Usefulness of intra-aortic balloon pump counterpulsation in patients with cardiogenic shock from acute myocardial infarction.
Am J Cardiol. 2009 Aug 1;104(3):327-32
Authors: Cheng JM, Valk SD, den Uil CA, van der Ent M, Lagrand WK, van de Sande M, van Domburg RT, Simoons ML
Although intra-aortic balloon pump (IABP) counterpulsation is increasingly being used for the treatment of patients with cardiogenic shock from acute myocardial infarction, data on the long-term outcomes are lacking. The aim of the present study was to evaluate the 30-day and long-term mortality and to identify predictors for 30-day and long-term all-cause mortality of patients with acute myocardial infarction complicated by cardiogenic shock who were treated with IABP. From January 1990 to June 2004, 300 consecutive patients treated with IABP were included. The mean age of the study population was 61 +/- 11 years, and 79% of the patients were men. The survival rate until IABP removal after successful hemodynamic stabilization was 70% (n = 211).
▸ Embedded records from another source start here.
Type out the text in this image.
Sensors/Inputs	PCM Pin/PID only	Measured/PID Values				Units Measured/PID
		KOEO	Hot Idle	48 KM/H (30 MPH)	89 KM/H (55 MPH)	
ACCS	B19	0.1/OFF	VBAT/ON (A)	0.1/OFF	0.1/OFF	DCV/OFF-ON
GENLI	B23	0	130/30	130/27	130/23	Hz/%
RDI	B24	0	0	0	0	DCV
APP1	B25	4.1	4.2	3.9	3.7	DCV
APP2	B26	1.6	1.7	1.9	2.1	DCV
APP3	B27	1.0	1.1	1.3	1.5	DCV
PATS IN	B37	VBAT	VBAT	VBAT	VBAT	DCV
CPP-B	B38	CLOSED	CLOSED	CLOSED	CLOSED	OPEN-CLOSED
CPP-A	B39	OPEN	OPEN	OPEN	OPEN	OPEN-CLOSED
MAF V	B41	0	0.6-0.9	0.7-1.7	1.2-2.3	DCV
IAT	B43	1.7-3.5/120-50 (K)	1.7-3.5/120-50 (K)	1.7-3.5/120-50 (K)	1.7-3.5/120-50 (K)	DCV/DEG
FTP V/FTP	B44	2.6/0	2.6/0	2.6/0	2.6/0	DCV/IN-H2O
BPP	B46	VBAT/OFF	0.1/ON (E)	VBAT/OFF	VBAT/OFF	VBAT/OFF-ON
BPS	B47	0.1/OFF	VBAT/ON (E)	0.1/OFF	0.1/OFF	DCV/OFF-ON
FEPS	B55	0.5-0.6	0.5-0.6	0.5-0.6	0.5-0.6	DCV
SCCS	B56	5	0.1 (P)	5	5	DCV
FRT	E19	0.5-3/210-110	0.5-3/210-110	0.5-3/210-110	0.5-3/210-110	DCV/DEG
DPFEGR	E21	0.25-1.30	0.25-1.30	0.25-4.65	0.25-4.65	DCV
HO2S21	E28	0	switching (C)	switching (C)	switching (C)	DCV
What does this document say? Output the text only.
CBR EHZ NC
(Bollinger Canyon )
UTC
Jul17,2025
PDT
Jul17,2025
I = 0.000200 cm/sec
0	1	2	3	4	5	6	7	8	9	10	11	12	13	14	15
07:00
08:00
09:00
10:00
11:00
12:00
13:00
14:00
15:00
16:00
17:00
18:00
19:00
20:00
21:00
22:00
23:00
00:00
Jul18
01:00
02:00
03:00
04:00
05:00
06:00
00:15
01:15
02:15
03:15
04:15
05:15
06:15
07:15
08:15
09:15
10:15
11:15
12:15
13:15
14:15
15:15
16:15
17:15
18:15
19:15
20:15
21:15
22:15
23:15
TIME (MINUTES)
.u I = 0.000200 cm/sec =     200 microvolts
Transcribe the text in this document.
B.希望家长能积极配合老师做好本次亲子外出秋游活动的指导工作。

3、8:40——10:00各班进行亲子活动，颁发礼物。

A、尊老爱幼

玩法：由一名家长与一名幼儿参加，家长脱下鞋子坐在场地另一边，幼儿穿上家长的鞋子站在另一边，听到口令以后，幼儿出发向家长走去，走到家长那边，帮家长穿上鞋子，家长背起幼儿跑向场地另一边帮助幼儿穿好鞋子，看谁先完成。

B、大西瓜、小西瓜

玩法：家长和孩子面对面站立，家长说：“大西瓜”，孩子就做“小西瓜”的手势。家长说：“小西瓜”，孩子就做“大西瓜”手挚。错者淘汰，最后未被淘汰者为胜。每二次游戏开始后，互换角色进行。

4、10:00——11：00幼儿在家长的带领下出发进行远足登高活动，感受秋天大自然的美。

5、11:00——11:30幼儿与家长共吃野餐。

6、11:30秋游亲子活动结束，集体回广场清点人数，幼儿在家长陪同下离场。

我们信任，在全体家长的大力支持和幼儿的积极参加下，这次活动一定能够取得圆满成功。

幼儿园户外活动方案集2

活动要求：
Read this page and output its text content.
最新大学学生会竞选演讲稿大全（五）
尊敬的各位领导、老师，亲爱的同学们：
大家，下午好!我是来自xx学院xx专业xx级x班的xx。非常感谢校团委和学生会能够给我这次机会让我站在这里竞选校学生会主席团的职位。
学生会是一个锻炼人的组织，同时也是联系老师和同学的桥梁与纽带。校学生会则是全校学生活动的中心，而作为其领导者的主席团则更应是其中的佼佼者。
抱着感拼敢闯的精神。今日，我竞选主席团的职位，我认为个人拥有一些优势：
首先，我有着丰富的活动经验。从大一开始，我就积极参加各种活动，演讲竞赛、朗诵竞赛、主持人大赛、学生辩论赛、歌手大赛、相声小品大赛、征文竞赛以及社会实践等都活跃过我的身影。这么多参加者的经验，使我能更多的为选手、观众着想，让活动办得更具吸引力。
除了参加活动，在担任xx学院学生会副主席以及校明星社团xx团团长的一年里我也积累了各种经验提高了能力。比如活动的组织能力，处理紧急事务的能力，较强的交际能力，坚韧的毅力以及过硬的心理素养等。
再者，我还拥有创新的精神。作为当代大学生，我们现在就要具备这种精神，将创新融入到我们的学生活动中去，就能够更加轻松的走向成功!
The overall cumulative 30-day survival rate was 58%. The 30-day mortality rate decreased over time from 52% in 1990 to 1994 to 36% in 2000 to 2004 (p for trend <0.05). Follow-up ranged from 0 to 15 years. In patients who survived until IABP removal, the cumulative 1-, 5-, and 10-year survival rate was 69%, 58%, and 36%, respectively. The adjusted predictors of long-term mortality were arrhythmias during the intensive cardiac care unit stay (hazard ratio [HR] 1.8, 95% confidence interval [CI] 1.2 to 2.9) and renal failure during the intensive cardiac care unit stay (HR 2.5, 95% CI 1.3 to 5.1). After adjustment, treatment with primary percutaneous coronary intervention (HR 0.5, 95% CI 0.3 to 0.9) and coronary artery bypass grafting (HR 0.4, 95% CI 0.2 to 0.8) were associated with lower long-term mortality. In conclusion, in patients with acute myocardial infarction complicated by cardiogenic shock treated with IABP, the 30-day survival improved with time and an encouraging number of patients survived in the long term.